In all of the cases, the stinging sensation of the biting ants transformed the body by removing unwanted weaknesses such as illness, feebleness and laziness. The ant belt thereby shaped up the body so it was capable of fighting illness, made it resistant and strong and extracted it’s laziness to give way for a body fit for working.
So, if you feel a cold sneaking in on you or maybe feel lazy with a wish to just enjoy the warm rays of early spring sunlight instead of working in the garden, the Waiwai would probably have advised you to consider giving yourself a quick ant biting treatment to make your body ready to face spring time.

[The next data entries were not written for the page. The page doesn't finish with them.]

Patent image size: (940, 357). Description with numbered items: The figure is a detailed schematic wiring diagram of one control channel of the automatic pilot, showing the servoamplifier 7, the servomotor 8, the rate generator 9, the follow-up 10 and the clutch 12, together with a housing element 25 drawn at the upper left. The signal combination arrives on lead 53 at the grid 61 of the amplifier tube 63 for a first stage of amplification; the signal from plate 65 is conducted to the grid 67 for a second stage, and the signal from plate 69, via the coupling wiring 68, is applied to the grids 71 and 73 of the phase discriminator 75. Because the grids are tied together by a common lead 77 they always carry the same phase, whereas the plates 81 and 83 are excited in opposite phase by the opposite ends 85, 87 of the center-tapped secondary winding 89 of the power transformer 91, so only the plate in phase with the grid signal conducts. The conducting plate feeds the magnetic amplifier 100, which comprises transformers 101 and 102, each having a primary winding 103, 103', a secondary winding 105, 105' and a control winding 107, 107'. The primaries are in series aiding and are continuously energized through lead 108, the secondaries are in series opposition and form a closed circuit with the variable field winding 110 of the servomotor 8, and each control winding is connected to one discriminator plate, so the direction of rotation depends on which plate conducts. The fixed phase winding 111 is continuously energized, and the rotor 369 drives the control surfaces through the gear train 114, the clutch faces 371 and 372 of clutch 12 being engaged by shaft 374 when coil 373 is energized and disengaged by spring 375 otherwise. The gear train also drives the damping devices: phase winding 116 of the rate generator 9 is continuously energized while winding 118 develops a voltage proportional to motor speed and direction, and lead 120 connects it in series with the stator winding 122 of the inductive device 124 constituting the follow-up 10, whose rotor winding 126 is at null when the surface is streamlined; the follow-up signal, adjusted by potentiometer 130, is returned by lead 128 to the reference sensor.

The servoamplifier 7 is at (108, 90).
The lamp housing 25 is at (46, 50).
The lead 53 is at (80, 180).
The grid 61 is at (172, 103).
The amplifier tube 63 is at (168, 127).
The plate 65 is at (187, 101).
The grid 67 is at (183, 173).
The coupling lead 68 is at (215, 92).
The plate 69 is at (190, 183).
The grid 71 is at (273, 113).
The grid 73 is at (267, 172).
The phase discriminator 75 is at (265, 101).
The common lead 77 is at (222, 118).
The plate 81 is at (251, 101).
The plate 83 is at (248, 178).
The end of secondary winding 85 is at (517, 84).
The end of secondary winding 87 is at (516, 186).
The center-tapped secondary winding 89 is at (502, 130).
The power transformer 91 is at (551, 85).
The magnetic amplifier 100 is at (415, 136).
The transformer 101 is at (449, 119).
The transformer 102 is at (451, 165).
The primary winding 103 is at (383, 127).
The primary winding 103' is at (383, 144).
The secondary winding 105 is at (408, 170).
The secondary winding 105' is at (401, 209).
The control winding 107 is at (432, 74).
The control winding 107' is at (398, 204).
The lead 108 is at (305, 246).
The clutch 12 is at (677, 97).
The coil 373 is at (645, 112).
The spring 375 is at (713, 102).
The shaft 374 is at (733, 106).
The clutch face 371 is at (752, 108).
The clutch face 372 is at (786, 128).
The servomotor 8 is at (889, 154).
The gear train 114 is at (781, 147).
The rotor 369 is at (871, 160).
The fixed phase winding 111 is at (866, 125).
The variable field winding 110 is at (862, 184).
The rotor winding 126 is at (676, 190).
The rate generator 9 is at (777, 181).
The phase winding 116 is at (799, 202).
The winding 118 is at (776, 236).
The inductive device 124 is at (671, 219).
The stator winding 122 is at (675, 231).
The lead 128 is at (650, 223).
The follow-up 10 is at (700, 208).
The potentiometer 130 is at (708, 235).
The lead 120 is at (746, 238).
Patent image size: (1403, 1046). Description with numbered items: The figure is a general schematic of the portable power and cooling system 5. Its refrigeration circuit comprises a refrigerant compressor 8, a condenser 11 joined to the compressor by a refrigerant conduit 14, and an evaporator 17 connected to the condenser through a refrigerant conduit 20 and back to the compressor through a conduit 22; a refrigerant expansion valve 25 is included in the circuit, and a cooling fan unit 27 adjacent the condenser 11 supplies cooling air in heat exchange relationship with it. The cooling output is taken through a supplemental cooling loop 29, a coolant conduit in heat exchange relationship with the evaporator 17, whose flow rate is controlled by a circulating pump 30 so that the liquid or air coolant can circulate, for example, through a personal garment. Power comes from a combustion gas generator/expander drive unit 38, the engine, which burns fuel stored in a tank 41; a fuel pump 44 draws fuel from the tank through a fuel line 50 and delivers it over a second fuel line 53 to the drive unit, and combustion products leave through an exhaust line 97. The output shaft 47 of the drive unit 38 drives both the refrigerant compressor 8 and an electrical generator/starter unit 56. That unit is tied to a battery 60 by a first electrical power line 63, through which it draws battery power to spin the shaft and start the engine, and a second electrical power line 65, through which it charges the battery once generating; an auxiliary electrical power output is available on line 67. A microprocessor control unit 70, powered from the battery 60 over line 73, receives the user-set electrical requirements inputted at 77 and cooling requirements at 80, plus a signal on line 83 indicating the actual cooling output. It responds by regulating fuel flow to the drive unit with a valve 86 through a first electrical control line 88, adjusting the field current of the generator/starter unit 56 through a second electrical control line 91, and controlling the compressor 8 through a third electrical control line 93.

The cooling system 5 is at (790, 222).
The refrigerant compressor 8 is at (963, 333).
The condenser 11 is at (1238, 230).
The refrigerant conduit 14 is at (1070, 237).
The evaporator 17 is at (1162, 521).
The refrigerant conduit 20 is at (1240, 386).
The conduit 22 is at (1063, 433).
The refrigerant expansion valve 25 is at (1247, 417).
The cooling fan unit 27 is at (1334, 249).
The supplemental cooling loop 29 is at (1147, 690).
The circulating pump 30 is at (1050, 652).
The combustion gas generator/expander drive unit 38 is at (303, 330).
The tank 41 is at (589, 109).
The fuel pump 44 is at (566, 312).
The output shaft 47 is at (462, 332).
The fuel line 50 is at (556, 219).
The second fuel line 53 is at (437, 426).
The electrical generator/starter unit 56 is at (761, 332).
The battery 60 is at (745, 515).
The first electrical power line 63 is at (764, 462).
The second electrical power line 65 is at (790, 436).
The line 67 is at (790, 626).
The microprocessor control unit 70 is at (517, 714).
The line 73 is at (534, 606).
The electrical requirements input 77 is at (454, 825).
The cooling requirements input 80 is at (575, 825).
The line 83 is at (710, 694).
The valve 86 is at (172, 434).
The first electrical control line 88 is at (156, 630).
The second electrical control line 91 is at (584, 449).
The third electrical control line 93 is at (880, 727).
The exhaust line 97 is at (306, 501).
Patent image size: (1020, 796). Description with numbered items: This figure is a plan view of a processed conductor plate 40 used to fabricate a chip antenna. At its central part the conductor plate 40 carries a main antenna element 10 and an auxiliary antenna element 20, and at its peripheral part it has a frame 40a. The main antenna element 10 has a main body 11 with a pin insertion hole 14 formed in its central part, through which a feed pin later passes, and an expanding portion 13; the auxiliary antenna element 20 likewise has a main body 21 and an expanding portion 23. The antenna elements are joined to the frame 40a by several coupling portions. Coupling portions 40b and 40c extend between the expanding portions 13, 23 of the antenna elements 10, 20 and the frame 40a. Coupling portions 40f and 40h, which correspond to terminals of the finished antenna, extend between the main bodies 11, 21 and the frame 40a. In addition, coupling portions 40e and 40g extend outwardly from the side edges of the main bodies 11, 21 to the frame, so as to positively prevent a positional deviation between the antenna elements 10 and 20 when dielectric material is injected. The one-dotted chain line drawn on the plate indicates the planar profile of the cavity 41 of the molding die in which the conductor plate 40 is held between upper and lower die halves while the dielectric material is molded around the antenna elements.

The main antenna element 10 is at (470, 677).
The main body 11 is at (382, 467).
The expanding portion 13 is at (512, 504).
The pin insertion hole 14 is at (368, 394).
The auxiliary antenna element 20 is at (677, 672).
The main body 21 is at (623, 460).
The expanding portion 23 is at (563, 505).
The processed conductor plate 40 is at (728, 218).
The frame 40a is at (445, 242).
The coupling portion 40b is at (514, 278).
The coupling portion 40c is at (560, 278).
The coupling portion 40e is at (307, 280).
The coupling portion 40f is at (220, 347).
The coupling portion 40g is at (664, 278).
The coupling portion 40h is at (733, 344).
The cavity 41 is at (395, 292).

Campbell, A. 1995 Getting to know Waiwai. An Amazonian Ethnography. London and New York: Routhledge.
Fock, N. 1963 Waiwai. Religion and Society of an Amazonian Tribe. Copenhagen.
Mentore, G. 2005 Of Passionate Curves and Desirable Cadences. Themes on Waiwai Social Being. Lincoln and London: University of Nebraska Press.
Yde, J. 1965 Material Culture of the Waiwai. Copenhagen.